Bioactive peptide LL-37/hCAP18, the only human member of the cathelicidin family, plays important roles in killing various pathogens, as well as in immune modulation. We demonstrate that LL-37 is internalized by human macrophages in a time-, dose-, temperature-, and peptide sequence-dependent endocytotic process. Both clathrin- and caveolae/lipid raft-mediated endocytosis pathways are involved in LL-37 internalization. We find that the P2X7 receptor (P2X7R) plays an important role in LL-37 internalization by human macrophages because significantly less internalized LL-37 was detected in macrophages pretreated with P2X7R antagonists or, more specifically, in differentiated THP-1 cells in which the P2X7R gene had been silenced.

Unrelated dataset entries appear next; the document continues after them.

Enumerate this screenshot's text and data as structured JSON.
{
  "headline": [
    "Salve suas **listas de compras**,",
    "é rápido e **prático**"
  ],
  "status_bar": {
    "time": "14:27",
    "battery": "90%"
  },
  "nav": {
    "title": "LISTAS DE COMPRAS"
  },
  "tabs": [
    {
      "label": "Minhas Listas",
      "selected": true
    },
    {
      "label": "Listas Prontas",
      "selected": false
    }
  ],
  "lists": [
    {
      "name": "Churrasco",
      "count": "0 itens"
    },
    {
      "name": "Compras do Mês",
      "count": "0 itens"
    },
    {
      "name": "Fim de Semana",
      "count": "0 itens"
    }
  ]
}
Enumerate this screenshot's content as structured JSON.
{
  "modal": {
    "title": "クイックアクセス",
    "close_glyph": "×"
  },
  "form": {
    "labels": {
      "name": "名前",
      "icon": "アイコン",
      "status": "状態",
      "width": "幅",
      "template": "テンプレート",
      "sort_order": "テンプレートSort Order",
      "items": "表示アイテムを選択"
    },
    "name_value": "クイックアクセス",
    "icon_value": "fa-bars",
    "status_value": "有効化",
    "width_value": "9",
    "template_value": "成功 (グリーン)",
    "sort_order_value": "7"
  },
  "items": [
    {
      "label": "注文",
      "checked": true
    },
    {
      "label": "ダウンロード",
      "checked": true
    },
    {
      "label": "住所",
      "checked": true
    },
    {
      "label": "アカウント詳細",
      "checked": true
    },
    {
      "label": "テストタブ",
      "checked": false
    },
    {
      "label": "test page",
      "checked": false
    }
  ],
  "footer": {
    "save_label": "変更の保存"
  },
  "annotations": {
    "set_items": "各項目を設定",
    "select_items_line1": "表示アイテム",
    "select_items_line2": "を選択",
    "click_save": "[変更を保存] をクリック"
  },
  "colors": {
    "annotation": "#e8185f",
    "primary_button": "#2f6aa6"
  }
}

Furthermore, this P2X7R-mediated LL-37 internalization is primarily connected to the clathrin-mediated endocytosis pathway. In addition, our results demonstrate that internalized LL-37 traffics to endosomes and lysosomes and contributes to intracellular clearance of bacteria by human macrophages, coinciding with increased reactive oxygen species and lysosome formation. Finally, we show that human macrophages have the potential to import LL-37 released from activated human neutrophils. In conclusion, our study unveils a novel mechanism by which human macrophages internalize antimicrobial peptides to improve their intracellular pathogen clearance.